追憶ソルシエール
年々、時間の進みが早く感じる。歳をとったと感じたなんて大人に言わせてみればまだまだだろうけど。
それでも微かな記憶の小学生時代はもっと1日が長かったような気がするのに。
「あ、噂をすれば日向だ」
机に置いてあるスマホの画面が光る。スマホを手に取った凌介くんがスマホを見てクスリと笑う。
「見て」
腕を伸ばして谷川くんとのメッセージを見せてくれる。
"ギリセーフ!"
とともに送られている写真。
「ほんとだ。

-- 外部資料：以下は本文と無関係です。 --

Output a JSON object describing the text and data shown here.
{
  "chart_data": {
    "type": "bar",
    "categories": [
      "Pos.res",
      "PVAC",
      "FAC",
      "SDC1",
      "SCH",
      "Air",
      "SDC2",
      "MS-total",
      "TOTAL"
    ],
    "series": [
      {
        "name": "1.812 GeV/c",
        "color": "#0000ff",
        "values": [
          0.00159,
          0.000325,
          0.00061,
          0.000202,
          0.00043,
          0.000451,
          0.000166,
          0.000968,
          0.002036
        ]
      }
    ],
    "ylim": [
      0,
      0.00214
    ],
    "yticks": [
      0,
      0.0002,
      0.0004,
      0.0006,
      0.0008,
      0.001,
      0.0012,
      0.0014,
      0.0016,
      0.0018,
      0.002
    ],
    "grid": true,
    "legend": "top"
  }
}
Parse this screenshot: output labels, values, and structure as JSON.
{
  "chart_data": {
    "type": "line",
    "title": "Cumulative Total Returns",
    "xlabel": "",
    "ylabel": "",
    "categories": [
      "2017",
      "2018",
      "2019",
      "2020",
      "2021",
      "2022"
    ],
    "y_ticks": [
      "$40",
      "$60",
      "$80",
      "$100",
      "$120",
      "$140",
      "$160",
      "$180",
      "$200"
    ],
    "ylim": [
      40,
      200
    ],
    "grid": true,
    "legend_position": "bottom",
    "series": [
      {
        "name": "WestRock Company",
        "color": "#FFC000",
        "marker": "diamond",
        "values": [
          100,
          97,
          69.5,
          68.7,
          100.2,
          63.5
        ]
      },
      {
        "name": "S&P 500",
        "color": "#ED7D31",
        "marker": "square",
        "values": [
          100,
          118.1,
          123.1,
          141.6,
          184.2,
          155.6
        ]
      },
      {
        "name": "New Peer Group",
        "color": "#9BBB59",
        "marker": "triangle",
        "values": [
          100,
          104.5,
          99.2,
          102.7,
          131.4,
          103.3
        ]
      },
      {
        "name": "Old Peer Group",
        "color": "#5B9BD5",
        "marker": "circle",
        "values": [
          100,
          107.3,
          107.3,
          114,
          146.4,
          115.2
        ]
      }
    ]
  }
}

無事全部赤点回避したみたいだね」
そこには万遍の笑みを浮かべた谷川くんの他に、乗り気でない2人の影もある。
一緒に勉強会に参加した由唯くんと、そして西野くん。
こんな不意打ちで見ることになるとは。
写真とはいえ、電車の時間を変えるまで避けたかった顔なのに。
モヤモヤとした感情が浮かび上がる。
「世莉ちゃん? なんかあった?」
「……えっ?」
きょとん、と首を軽く傾げた凌介くんの心配そうな表情にハッとして。
どれくらいの時間を要していたのか。そんなに長い感覚はなかったのに、凌介くんの表情を見るに考えに耽っていたようだ。
「ごめんね、ボーッとしてたみたい」
口角を上げれば、つられたように凌介くんの口角も上がり、さっきまでの心配そうな影が晴れた。